Poi Gesualdi aggiunge, sempre in riferimento a ventilazione e Peg, che “non sono interventi curativi, ma solo finalizzati a ritardare di qualche giorno o qualche settimana l’irreparabile, che per il malato, significa solo allungare la sofferenza in modo penoso e senza speranza”. In primo luogo il paziente va sempre curato anche se la sua patologia ha sicuramente un esisto infausto. Altrimenti scadremmo nell’abbandono terapeutico. La medicina si prende cura di tutti i sofferenti, soprattutto di quelli senza speranza di guarigione. In secondo luogo c’è ad aggiungere che, sebbene non conosciamo il quadro clinico di Gesualdi, rimane il fatto che anche nel caso in cui la sua morte fosse incombente, ventilazione, nutrizione ed idratazione – eccetto nel caso in cui fossero inutili per gravissime complicazioni che determinerebbero la morte a breve – vanno sempre somministrate proprio per il motivo che sta a cuore a Gesualdi. Togliere infatti questi presidi renderebbe il trapasso assai più doloroso.
Ed è la sofferenza l’altro corno del problema, sicuramente il più importante: “Personalmente - scrive Gesualdi - vivo questi interventi come se fossero una inutile tortura del condannato a morte prima dell’esecuzione”. Rinunciare alla ventilazione, idratazione e nutrizione significa voler morire per non soffrire più, significa chiedere l’eutanasia, nonostante l’estensore della lettera non la voglia chiamare così. Dunque non sono tanto ventilazione, nutrizione e idratazione che fanno problema, ma è la Sla. Le prime infatti permettono di continuare a vivere però nella condizione di paziente affetto dalla Sla. E’ la malattia che si accanisce su Gesualdi, non la ventilazione e l’alimentazione-idratazione.

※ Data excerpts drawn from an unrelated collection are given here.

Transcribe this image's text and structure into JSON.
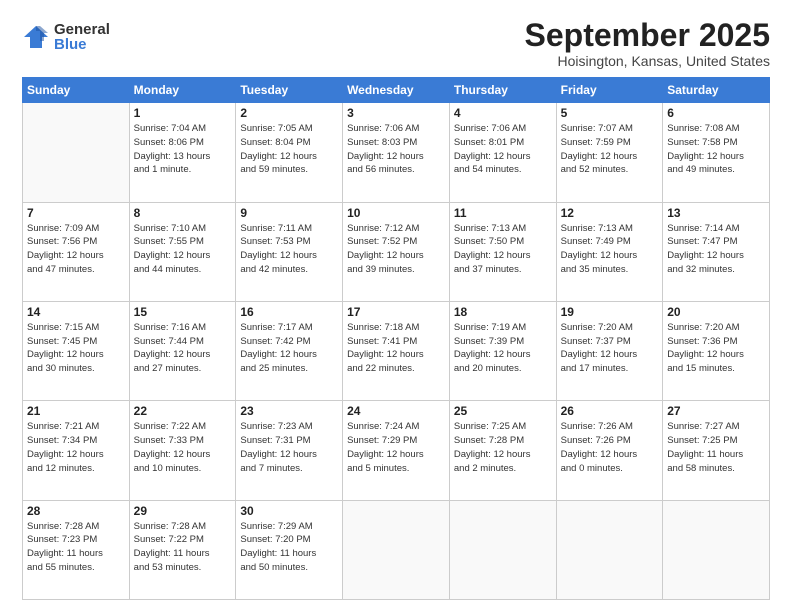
{
  "logo": {
    "general": "General",
    "blue": "Blue"
  },
  "title": "September 2025",
  "location": "Hoisington, Kansas, United States",
  "weekdays": [
    "Sunday",
    "Monday",
    "Tuesday",
    "Wednesday",
    "Thursday",
    "Friday",
    "Saturday"
  ],
  "weeks": [
    [
      {
        "day": "",
        "info": ""
      },
      {
        "day": "1",
        "info": "Sunrise: 7:04 AM\nSunset: 8:06 PM\nDaylight: 13 hours\nand 1 minute."
      },
      {
        "day": "2",
        "info": "Sunrise: 7:05 AM\nSunset: 8:04 PM\nDaylight: 12 hours\nand 59 minutes."
      },
      {
        "day": "3",
        "info": "Sunrise: 7:06 AM\nSunset: 8:03 PM\nDaylight: 12 hours\nand 56 minutes."
      },
      {
        "day": "4",
        "info": "Sunrise: 7:06 AM\nSunset: 8:01 PM\nDaylight: 12 hours\nand 54 minutes."
      },
      {
        "day": "5",
        "info": "Sunrise: 7:07 AM\nSunset: 7:59 PM\nDaylight: 12 hours\nand 52 minutes."
      },
      {
        "day": "6",
        "info": "Sunrise: 7:08 AM\nSunset: 7:58 PM\nDaylight: 12 hours\nand 49 minutes."
      }
    ],
    [
      {
        "day": "7",
        "info": "Sunrise: 7:09 AM\nSunset: 7:56 PM\nDaylight: 12 hours\nand 47 minutes."
      },
      {
        "day": "8",
        "info": "Sunrise: 7:10 AM\nSunset: 7:55 PM\nDaylight: 12 hours\nand 44 minutes."
      },
      {
        "day": "9",
        "info": "Sunrise: 7:11 AM\nSunset: 7:53 PM\nDaylight: 12 hours\nand 42 minutes."
      },
      {
        "day": "10",
        "info": "Sunrise: 7:12 AM\nSunset: 7:52 PM\nDaylight: 12 hours\nand 39 minutes."
      },
      {
        "day": "11",
        "info": "Sunrise: 7:13 AM\nSunset: 7:50 PM\nDaylight: 12 hours\nand 37 minutes."
      },
      {
        "day": "12",
        "info": "Sunrise: 7:13 AM\nSunset: 7:49 PM\nDaylight: 12 hours\nand 35 minutes."
      },
      {
        "day": "13",
        "info": "Sunrise: 7:14 AM\nSunset: 7:47 PM\nDaylight: 12 hours\nand 32 minutes."
      }
    ],
    [
      {
        "day": "14",
        "info": "Sunrise: 7:15 AM\nSunset: 7:45 PM\nDaylight: 12 hours\nand 30 minutes."
      },
      {
        "day": "15",
        "info": "Sunrise: 7:16 AM\nSunset: 7:44 PM\nDaylight: 12 hours\nand 27 minutes."
      },
      {
        "day": "16",
        "info": "Sunrise: 7:17 AM\nSunset: 7:42 PM\nDaylight: 12 hours\nand 25 minutes."
      },
      {
        "day": "17",
        "info": "Sunrise: 7:18 AM\nSunset: 7:41 PM\nDaylight: 12 hours\nand 22 minutes."
      },
      {
        "day": "18",
        "info": "Sunrise: 7:19 AM\nSunset: 7:39 PM\nDaylight: 12 hours\nand 20 minutes."
      },
      {
        "day": "19",
        "info": "Sunrise: 7:20 AM\nSunset: 7:37 PM\nDaylight: 12 hours\nand 17 minutes."
      },
      {
        "day": "20",
        "info": "Sunrise: 7:20 AM\nSunset: 7:36 PM\nDaylight: 12 hours\nand 15 minutes."
      }
    ],
    [
      {
        "day": "21",
        "info": "Sunrise: 7:21 AM\nSunset: 7:34 PM\nDaylight: 12 hours\nand 12 minutes."
      },
      {
        "day": "22",
        "info": "Sunrise: 7:22 AM\nSunset: 7:33 PM\nDaylight: 12 hours\nand 10 minutes."
      },
      {
        "day": "23",
        "info": "Sunrise: 7:23 AM\nSunset: 7:31 PM\nDaylight: 12 hours\nand 7 minutes."
      },
      {
        "day": "24",
        "info": "Sunrise: 7:24 AM\nSunset: 7:29 PM\nDaylight: 12 hours\nand 5 minutes."
      },
      {
        "day": "25",
        "info": "Sunrise: 7:25 AM\nSunset: 7:28 PM\nDaylight: 12 hours\nand 2 minutes."
      },
      {
        "day": "26",
        "info": "Sunrise: 7:26 AM\nSunset: 7:26 PM\nDaylight: 12 hours\nand 0 minutes."
      },
      {
        "day": "27",
        "info": "Sunrise: 7:27 AM\nSunset: 7:25 PM\nDaylight: 11 hours\nand 58 minutes."
      }
    ],
    [
      {
        "day": "28",
        "info": "Sunrise: 7:28 AM\nSunset: 7:23 PM\nDaylight: 11 hours\nand 55 minutes."
      },
      {
        "day": "29",
        "info": "Sunrise: 7:28 AM\nSunset: 7:22 PM\nDaylight: 11 hours\nand 53 minutes."
      },
      {
        "day": "30",
        "info": "Sunrise: 7:29 AM\nSunset: 7:20 PM\nDaylight: 11 hours\nand 50 minutes."
      },
      {
        "day": "",
        "info": ""
      },
      {
        "day": "",
        "info": ""
      },
      {
        "day": "",
        "info": ""
      },
      {
        "day": "",
        "info": ""
      }
    ]
  ]
}
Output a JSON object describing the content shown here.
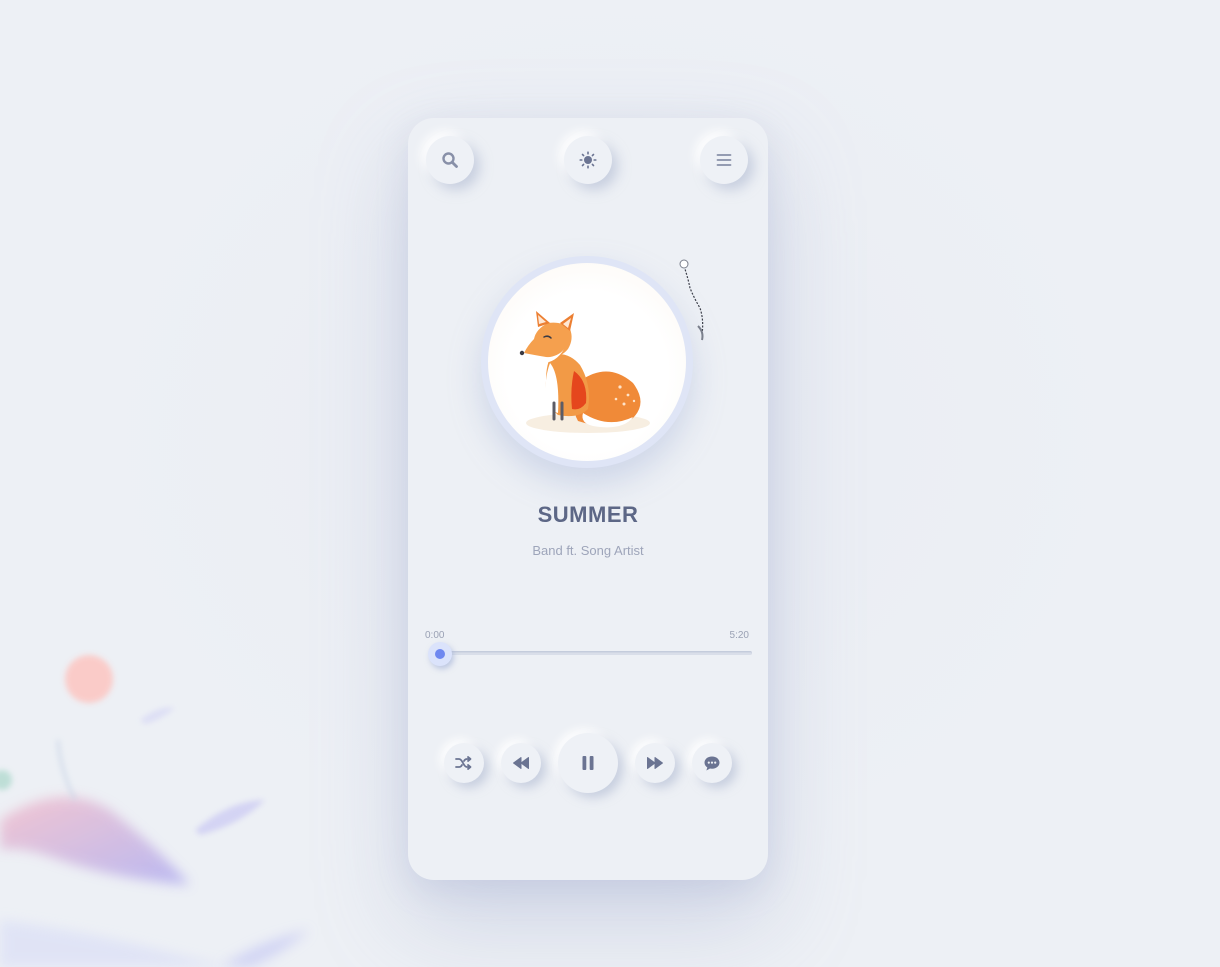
{
  "header": {
    "search_icon": "search-icon",
    "theme_icon": "sun-icon",
    "menu_icon": "hamburger-menu-icon"
  },
  "track": {
    "title": "SUMMER",
    "artist": "Band ft. Song Artist",
    "album_art": "fox-illustration"
  },
  "progress": {
    "current_time": "0:00",
    "total_time": "5:20",
    "fraction": 0.0
  },
  "controls": {
    "shuffle_icon": "shuffle-icon",
    "previous_icon": "rewind-icon",
    "play_pause_icon": "pause-icon",
    "next_icon": "fast-forward-icon",
    "chat_icon": "chat-bubble-icon"
  },
  "colors": {
    "background": "#edf0f5",
    "title": "#5d6786",
    "subtitle": "#9ea5ba",
    "accent": "#6f88f0",
    "icon": "#8890a8"
  }
}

L’ex presidente della provincia di Firenze chiude la lettera auspicando che il testo di legge sulle Dat sia al più presto approvato perché in tal modo, egli sostiene, pazienti che versano in condizioni simili alle sue potranno morire. C’è però da appuntare che già ora Gesualdi potrebbe morire rifiutando ex lege la tracheostomia e la Peg che non sono state ancora eseguite (almeno a Marzo non erano state eseguite). Essendo interventi chirurgici possono venire qualificate come terapie e la giurisprudenza da tempo ha espresso un consenso unanime sul fatto che i trattamenti sanitari non possono essere iniziati contro il volere della persona, eccetto quelli previsti per legge (i famigerati vaccini ad esempio). Certo è che se venisse approvata la legge sulle Dat i pazienti di Sla potrebbero accedere all’eutanasia anche in altri modi. Ad esempio se avessero già subito la tracheostomia e la Peg potrebbero chiedere che simili presidi vengano tolti (art. 1, comma 5) previa sedazione (art. 2, comma 1) – condotte attualmente vietate dalla legge – e tale richiesta, unitamente a quella di non iniziare simili interventi, dovrebbe essere assecondata anche laddove il malato, non più cosciente, avesse lasciato questa indicazione scritta nelle sue Disposizioni anticipate di trattamento (art. 4). Anche quest’ultima opzione legata alle Dat è attualmente inefficace dal punto di vista giuridico.